How a digital retail firm uses enterprise search
Glean trains language models based on a customer's documents and other stored content. Its platform sits on users' technology stack to provide for smooth integration.
As a knowledge manager for online retail marketplace Upside, Elizabeth Vaggelatos is always on the lookout for emerging technologies and trends that support enterprise employees and enhance their work experience.
During an encounter with a group of knowledge management leaders from different technology companies, Vaggelatos heard about startup Glean and its search platform that helps employees find information across the many applications they use every day.
Founded in 2019, the Palo Alto-based startup's platform is trained similarly to ChatGPT and other large language models with a large amount of web data, according to Glean. However, it takes an individualized approach for each customer.

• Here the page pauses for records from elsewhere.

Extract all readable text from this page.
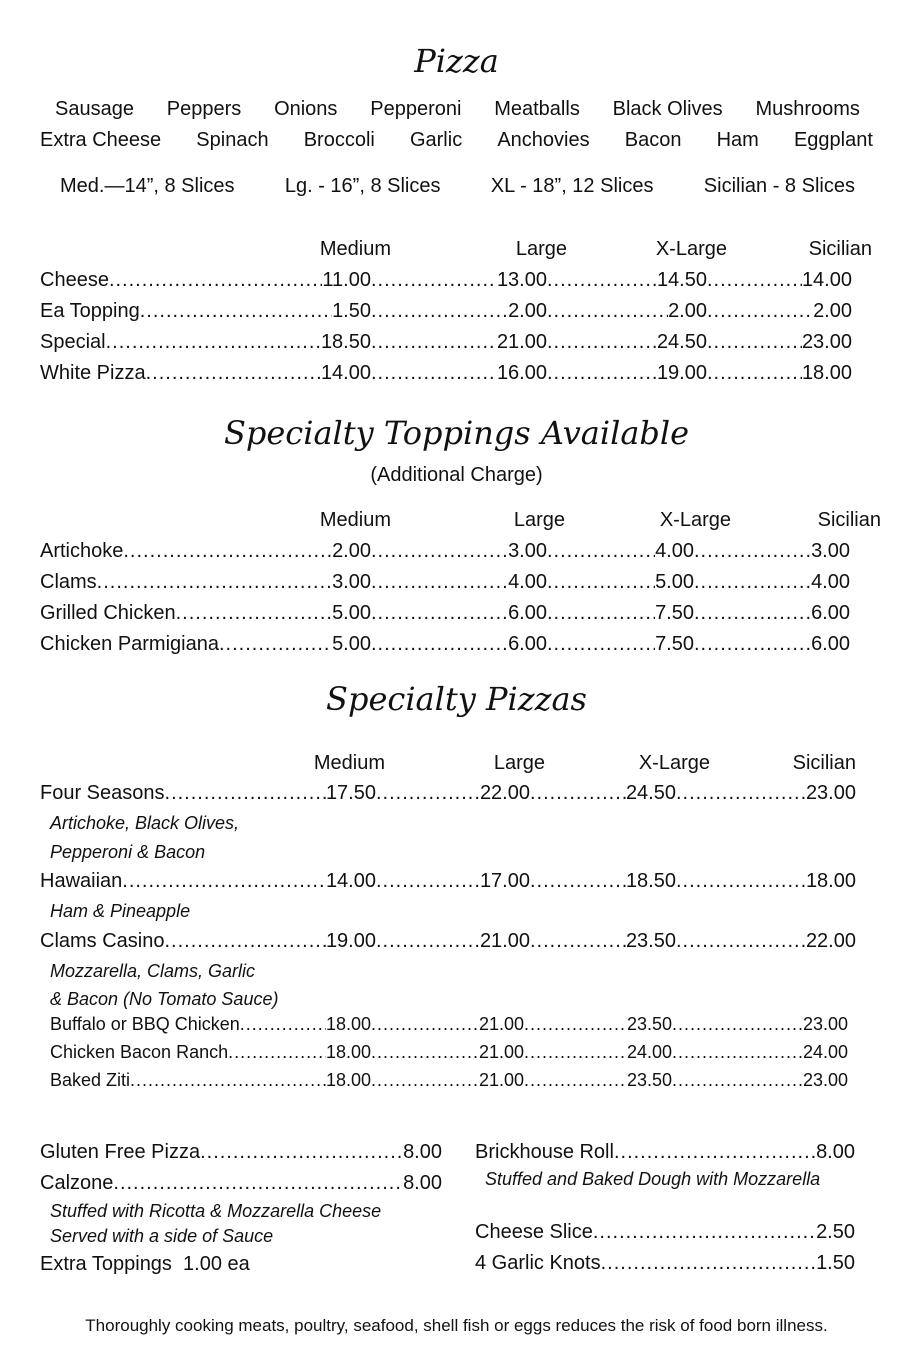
Pizza
Sausage Peppers Onions Pepperoni Meatballs Black Olives Mushrooms
Extra Cheese Spinach Broccoli Garlic Anchovies Bacon Ham Eggplant
Med.—14”, 8 Slices	Lg. - 16”, 8 Slices	XL - 18”, 12 Slices	Sicilian - 8 Slices
Medium	Large	X-Large	Sicilian
Cheese .....	11.00 .....	13.00 .....	14.50 .....	14.00
Ea Topping .....	1.50 .....	2.00 .....	2.00 .....	2.00
Special .....	18.50 .....	21.00 .....	24.50 .....	23.00
White Pizza .....	14.00 .....	16.00 .....	19.00 .....	18.00
Specialty Toppings Available
(Additional Charge)
Medium	Large	X-Large	Sicilian
Artichoke .....	2.00 .....	3.00 .....	4.00 .....	3.00
Clams .....	3.00 .....	4.00 .....	5.00 .....	4.00
Grilled Chicken .....	5.00 .....	6.00 .....	7.50 .....	6.00
Chicken Parmigiana .....	5.00 .....	6.00 .....	7.50 .....	6.00
Specialty Pizzas
Medium	Large	X-Large	Sicilian
Four Seasons .....	17.50 .....	22.00 .....	24.50 .....	23.00
Artichoke, Black Olives,
Pepperoni & Bacon
Hawaiian .....	14.00 .....	17.00 .....	18.50 .....	18.00
Ham & Pineapple
Clams Casino .....	19.00 .....	21.00 .....	23.50 .....	22.00
Mozzarella, Clams, Garlic
& Bacon (No Tomato Sauce)
Buffalo or BBQ Chicken .....	18.00 .....	21.00 .....	23.50 .....	23.00
Chicken Bacon Ranch .....	18.00 .....	21.00 .....	24.00 .....	24.00
Baked Ziti .....	18.00 .....	21.00 .....	23.50 .....	23.00
Gluten Free Pizza .....	8.00
Calzone .....	8.00
Stuffed with Ricotta & Mozzarella Cheese
Served with a side of Sauce
Extra Toppings  1.00 ea
Brickhouse Roll .....	8.00
Stuffed and Baked Dough with Mozzarella
Cheese Slice .....	2.50
4 Garlic Knots .....	1.50
Thoroughly cooking meats, poultry, seafood, shell fish or eggs reduces the risk of food born illness.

First, Glean trains a custom language model on a customer's documents and content. The process extracts embeddings and performs other natural language processing tasks to improve query understanding for the customer.
Intrigued by Glean's technology and hopeful about its potential to provide Upside employees with a tool that assists them with document management, Vaggelatos presented her managers with the Glean technology in March 2022. Upside, based in Washington, D.C., started to pilot the program in May.
About 35 of Upside's 285 employees participated in the pilot. Vaggelatos said she was surprised by how easy it was to integrate the technology.
"I have probably implemented over 100 different tech tools throughout my tenure. This is, by far, the easiest tool I've ever implemented at a company," she said.
Training new staff members on Glean is simple, she added. It's easy to log onto the program with a web link to the platform.
"There are no questions because it's already kind of that innate Google-type landscape that you know, so the behavior of how you search is already there," Vaggelatos said. "Truly, people just plug in, and they go."
Besides being easy to implement, Glean did not require any content migration compared to other knowledge management software vendors, such as Guru or Slab, she added.
Glean sits on top of Upside's other applications and has been helpful when employees are performing a search within tools such as Google Drive, Atlassian's Confluence and Jira. Jira is a project management platform that helps teams track and manage projects. Confluence lets employees within enterprises collaborate on projects and ideas.
"The fact that I can have Glean now, link to our entire Google Drive instance, our entire Atlassian instance JIRA and Confluence combined … that's huge. Because then [Upsiders] have one place to search, and they don't have to go, 'Where did I save it again?'" Vaggelatos said. "It eliminates that kind of thought of where the information resides. It just allows you to get to it faster."
During the pilot program, Glean saved most users one to nearly two hours of the time they would usually spend searching for documents, she added.
Employees finding value
Even Upside employees who are change averse have found value in Glean.
For example, a worker told Vaggelatos that she could use Glean to find a document saved with a unique name that was not used within the document.
"It really just empowers people to do their jobs more effectively and efficiently,"" Vaggelatos said.
Elizabeth VaggelatosKnowledge manager, Upside
While Glean seems revolutionary to Upside, internal content search has long been a tech challenge for enterprises despite systems from numerous vendors over the years.
In 2008, Microsoft paid $1.2 billion for FAST Search and Retrieval, the search engine for Microsoft's SharePoint collaboration platform.
"Companies have recognized the value of enabling employees to search through non-curated content across systems and applications," said Opus Research analyst Dan Miller. "The tools are getting better. And employees, being people, are programmed to expect to be able to find info 'in the wild' by entering their queries in search boxes, whether it's Google, Bing on a browser or a space embedded in the workspace of a popular productivity app."
The tools continue to be important parts of supporting decisions backed by facts and insights, said Rowan Curran, an analyst at Forrester Research.
"The past 18 months have seen a revitalization in the excitement around search with the increasing adoption of technologies like vector search and LLMs for search," he said. "The ability to both search across and summarize large corpuses of information into usable knowledge will be indispensable for enterprises."